The severity of what was going to happen never occurred to me. We arrived in Belgium, Bakura charming the locals as normal while I watched on in awe. How ironic it was that a colleague of Seto's would be in the same place! He was on vacation with his family, eating in a dinner when he saw Bakura.
Mokuba had seen Bakura put the belladonna in Seto's tea. He had known Bakura killed Seto and told the police. There was a warrant for his arrest through out France. He had killed the CEO of an important company that happened to be going through a huge corporate merger!
I wanted to weep as I watched them take my lovely Bakura away. I couldn't weep at the time but I could laugh. So I laughed in the face of my fate until I was blue in the face. I laughed until I couldn't laugh anymore. Then the tears finally came.
I had completely broken down, rocking back and forth in a ball on the floor crying for Bakura. How could they take him away from me? Did they not understand that I could not live without him! No matter how much he had damaged me he was still my everything! They had taken him away from me and threw him into a prison in Paris.
It wasn't until his third month in prison that I was aloud to see him. His face was beginning to thin from lack of proper nutrition, his hair had lost some of the volume it had to it but it never lost its shine, his eyes were distant in a way I had never seen them. He looked broken, but I had never seen him more beautiful.
The guards let him through the gates. He ran to me, taking me in his arms and kissing my face like he always had done. My face was buried in his hair. He still smelt of lilacs and his lips tasted of the over strong herb belladonna. "I miss you Ryou," Bakura whispered into my hair.

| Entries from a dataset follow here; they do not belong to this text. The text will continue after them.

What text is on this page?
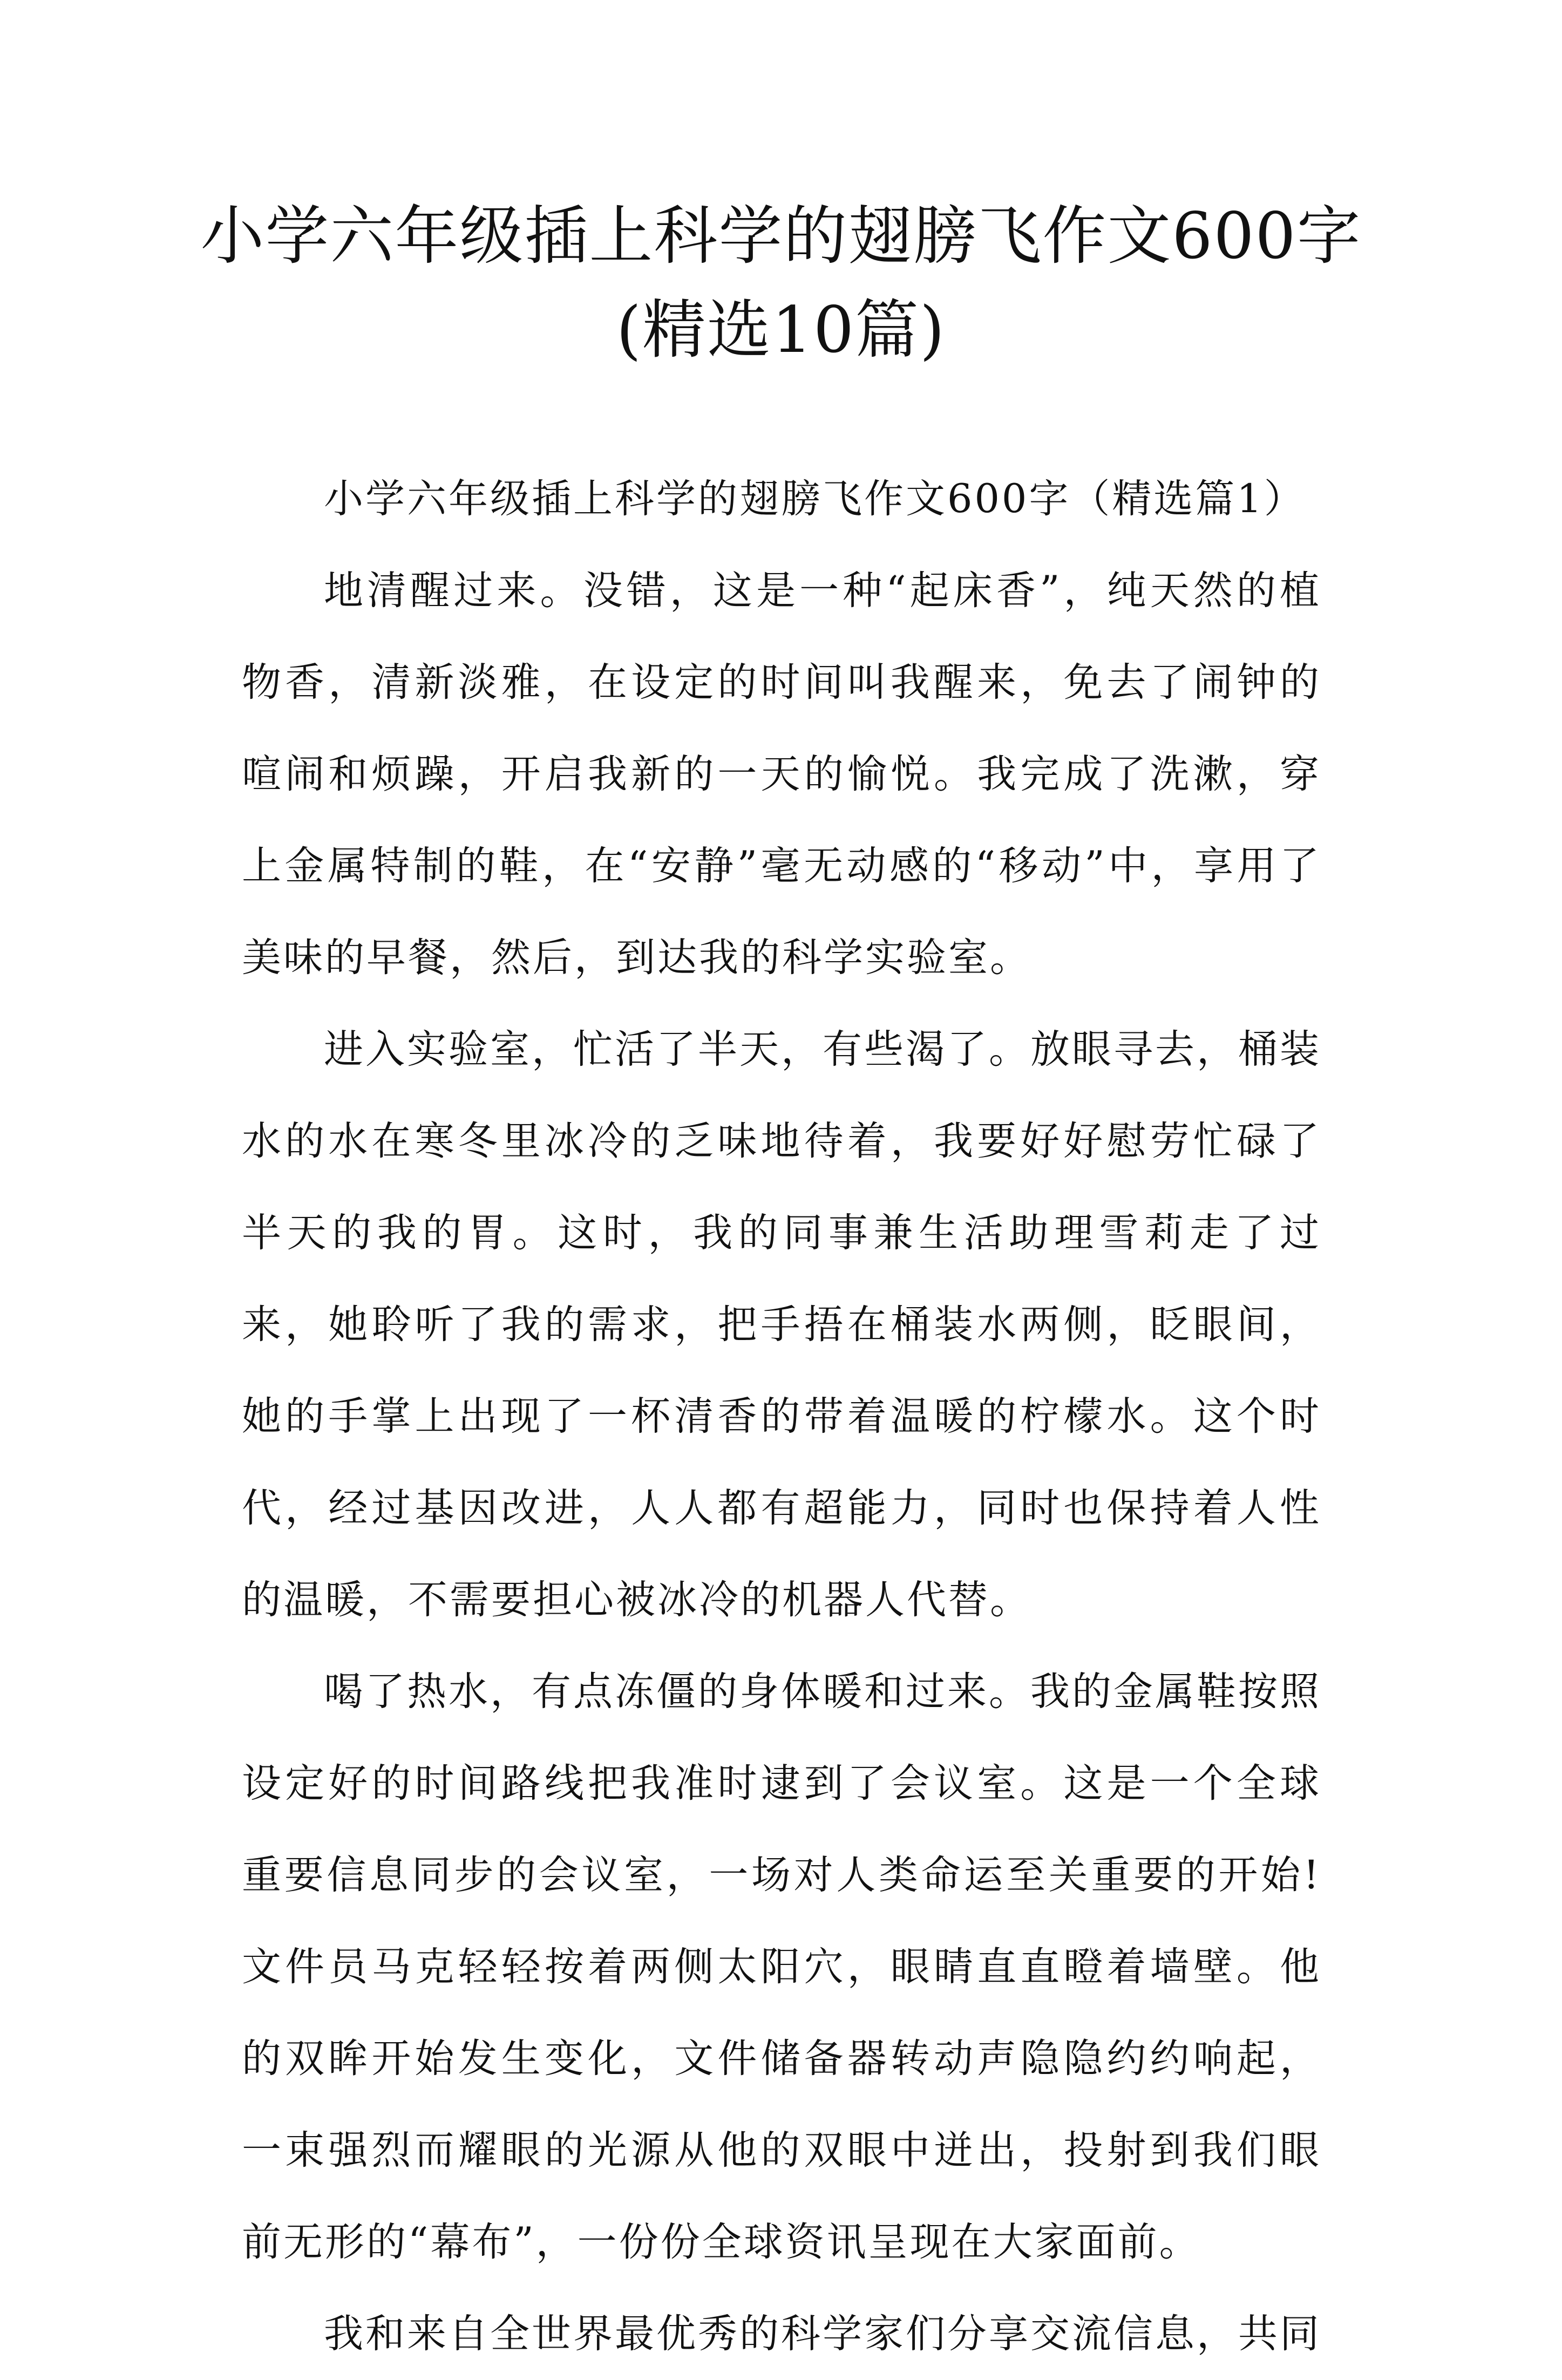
小学六年级插上科学的翅膀飞作文600字
(精选10篇)

小学六年级插上科学的翅膀飞作文600字（精选篇1）

地清醒过来。没错，这是一种“起床香”，纯天然的植物香，清新淡雅，在设定的时间叫我醒来，免去了闹钟的喧闹和烦躁，开启我新的一天的愉悦。我完成了洗漱，穿上金属特制的鞋，在“安静”毫无动感的“移动”中，享用了美味的早餐，然后，到达我的科学实验室。

进入实验室，忙活了半天，有些渴了。放眼寻去，桶装水的水在寒冬里冰冷的乏味地待着，我要好好慰劳忙碌了半天的我的胃。这时，我的同事兼生活助理雪莉走了过来，她聆听了我的需求，把手捂在桶装水两侧，眨眼间，她的手掌上出现了一杯清香的带着温暖的柠檬水。这个时代，经过基因改进，人人都有超能力，同时也保持着人性的温暖，不需要担心被冰冷的机器人代替。

喝了热水，有点冻僵的身体暖和过来。我的金属鞋按照设定好的时间路线把我准时逮到了会议室。这是一个全球重要信息同步的会议室，一场对人类命运至关重要的开始!文件员马克轻轻按着两侧太阳穴，眼睛直直瞪着墙壁。他的双眸开始发生变化，文件储备器转动声隐隐约约响起，一束强烈而耀眼的光源从他的双眼中迸出，投射到我们眼前无形的“幕布”，一份份全球资讯呈现在大家面前。

我和来自全世界最优秀的科学家们分享交流信息，共同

Oh how I wished I could stay in his arms forever, but he had something to say. He withdrew from me, guiding me over to a shaded spot by the tree. His deep russet eyes were brimming with the faintest sign of tears.
My heart stopped then. Bakura was going to cry. Bakura who kills without even the slightest bit of remorse was going to cry! I threw my arms around him, urging him not to weep. I ended up weeping myself. Even the thought of him in tears broke my heart.
"They've given me to death penalty," he said to me, his hands cradling my face as he kissed my tears away.
I wanted to scream. They couldn't take him away from me. They could lock him away forever and forbid me to see him for months but they couldn't murder him! I wouldn't let it happen. "I'll get you out of here," I told him. He laughed. It never sounded so sweet ringing inside of my ears. It was a fresh mountain breeze on the hottest day of summer. I loved the sound of his laughter.
I needed to hear that sound some more. So I said everything that came to mind. "We can go to Russia, you can show me where you're from!" I declared clutching pathetically onto the fabric of his jail suit. "Or even to China where we can live amongst the monks in peace. You needn't die now!" He laughed still. I savored every last second of it.
When he was done his placed a last kissed on my lips, he was smiling. "Ryou," he whispered to me, hugging my closely to his chest. I could hear his heart beating loudly. "I have accepted my fate and so should you. I must die, but it will not be by the hands of those who do not know me." He pulled away from me.
"I love you, Ryou," He said to me as he pushed a vile into my hand. It had a small label that said in his thick handwriting "belladonna". I glanced up at him again just to see a solitary tear trail down the side of his face.
That was the last time I had seen him.
"Bakura died in his sleep," the guard had told me. I could hear the true meaning of the words though the guard could not. My love Bakura had killed himself the way he killed so many.
Belladonna… it took everything from me.
~*~*~
(1) Forgive him; he is not quite familiar with your tongue.
(2) Malik was not given a description on purpose in case any of you were wondering. I did it to show how much more important Isis was to Ryou then Malik. Ryou was too lost in her to properly take in his features.